The state only allows 70 visitors into the park each day, so reservations are recommended. Of course, with so much to offer, it’s hard to pick a place to start. First things first, how did the name Hueco Tanks come to be?
“So, hueco, Spanish word for hollow, and you had all these hollows in the rock. Tanks being all of the water holders or water catchers. So, those hollows in the rocks, it rains, fills up the hollows with water, they become tanks. So we’ve had people been coming out here for thousands of years to drink that pooled rainwater,” Pick said.
This piece of peculiar rock that sits in the trans-pecos almost looks like it dropped out of the sky and landed in El Paso county. It’s been a haven for travelers for a very long time and they’ve got the cave drawings to prove it, as well as some more modern pieces of graffiti and vandalism that have accumulated over the years.
“You’ve got this 20 foot long white rattlesnake painted on the walls that most people, they completely miss it because they’re just don’t look past the graffiti,” said Pick. “Now, one cool thing about it, is rattlesnakes usually in cave art represent water, and if you follow where this guy points, we’re actually going to be going up into these caves, up in the rocks here, and up there is a natural deposit of water. It’s a natural reservoir or water collection spot, which is pretty cool.”
We headed to just one of the many locations in the park that’s been quenching mankind’s thirst for thousands of years – the Santiago Cooper cave. Once you climb inside, the temperature of the sweltering summer heat drops between 15 to 20 degrees.
The cave also happened to be filled with some unique Native American art, and for a really interesting look at some of the old cave paintings, you have to get up close and personal with a few rocks.
We took a beginner’s approach, sliding over a slab of stone that’s had years of bodies sliding over its surface to create a smooth polish. Once you get to the end, it’s all up from there.
“You can get the nice cool rock against your back and you’ve got that breeze blowing through. On a hot summer day, this is an amazing spot just to hang out,” Pick said. “Up above us here, we actually have three different paintings that we believe they’re of the same figure, but there’s some debate over who this figure is.”
Pick informed us that the leading theory is that the image is of Tlaloc, the Aztec thunder and rain deity. In times of drought when water is life or death in the desert, the rectangular body of Tlaloc was drawn to conjure up a storm.

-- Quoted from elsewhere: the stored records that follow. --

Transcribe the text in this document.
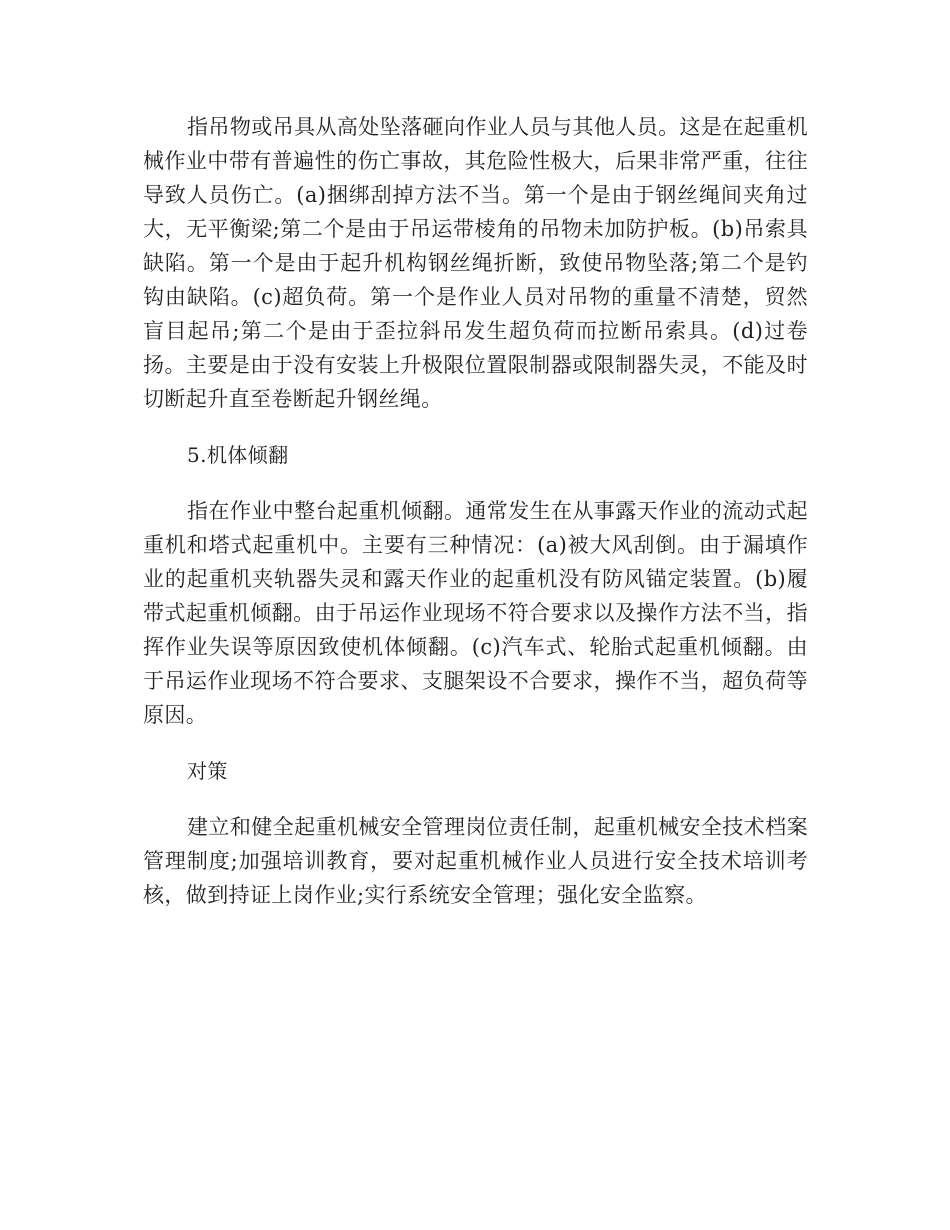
指吊物或吊具从高处坠落砸向作业人员与其他人员。这是在起重机械作业中带有普遍性的伤亡事故，其危险性极大，后果非常严重，往往导致人员伤亡。(a)捆绑刮掉方法不当。第一个是由于钢丝绳间夹角过大，无平衡梁;第二个是由于吊运带棱角的吊物未加防护板。(b)吊索具缺陷。第一个是由于起升机构钢丝绳折断，致使吊物坠落;第二个是钓钩由缺陷。(c)超负荷。第一个是作业人员对吊物的重量不清楚，贸然盲目起吊;第二个是由于歪拉斜吊发生超负荷而拉断吊索具。(d)过卷扬。主要是由于没有安装上升极限位置限制器或限制器失灵，不能及时切断起升直至卷断起升钢丝绳。

5.机体倾翻

指在作业中整台起重机倾翻。通常发生在从事露天作业的流动式起重机和塔式起重机中。主要有三种情况：(a)被大风刮倒。由于漏填作业的起重机夹轨器失灵和露天作业的起重机没有防风锚定装置。(b)履带式起重机倾翻。由于吊运作业现场不符合要求以及操作方法不当，指挥作业失误等原因致使机体倾翻。(c)汽车式、轮胎式起重机倾翻。由于吊运作业现场不符合要求、支腿架设不合要求，操作不当，超负荷等原因。

对策

建立和健全起重机械安全管理岗位责任制，起重机械安全技术档案管理制度;加强培训教育，要对起重机械作业人员进行安全技术培训考核，做到持证上岗作业;实行系统安全管理；强化安全监察。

“It’d have some sort of intricate design on the inside, like checkerboard patterns, zigzags, labyrinthian mazes, and for the top you’d have a head that was usually an upside-down triangle or some sort of square,” said Pick. “He’d have big, wide-open eyes and he’d also have a huge, smiling or grinning mouth like he’s laughing at something.”
The cave art that people come from all over the world to see is masks like this. With more than 200 painted throughout the park, it’s hard to believe how long they’ve been telling their mysterious story.
Even though getting to some of the cave paintings can be a bit precarious, the payoff is always worth it. While standing in the cave, Pick pointed out a painting just over our shoulder.
“That is desert archaic, which means it’s anywhere between 1000 to 3000. We call it a blanket pattern design,” Pick explained.
While no one knows for sure what some of these drawings mean or what story they tell, they still move us and keep us connected to a people that vanished long ago but still have a voice in this world.
“You come out here, you can walk in the places that people have been walking for thousands of years. You can see paintings that are five, six thousand years old. You can see artifacts and pot shards and arrowheads out here. We have them on display, you can sometimes see them when you’re out walking around, that you get that sense of history and that people were here and it’s a really amazing place, and it kind of just makes you realize how much things have changed and how much we’re missing these days,” said Pick.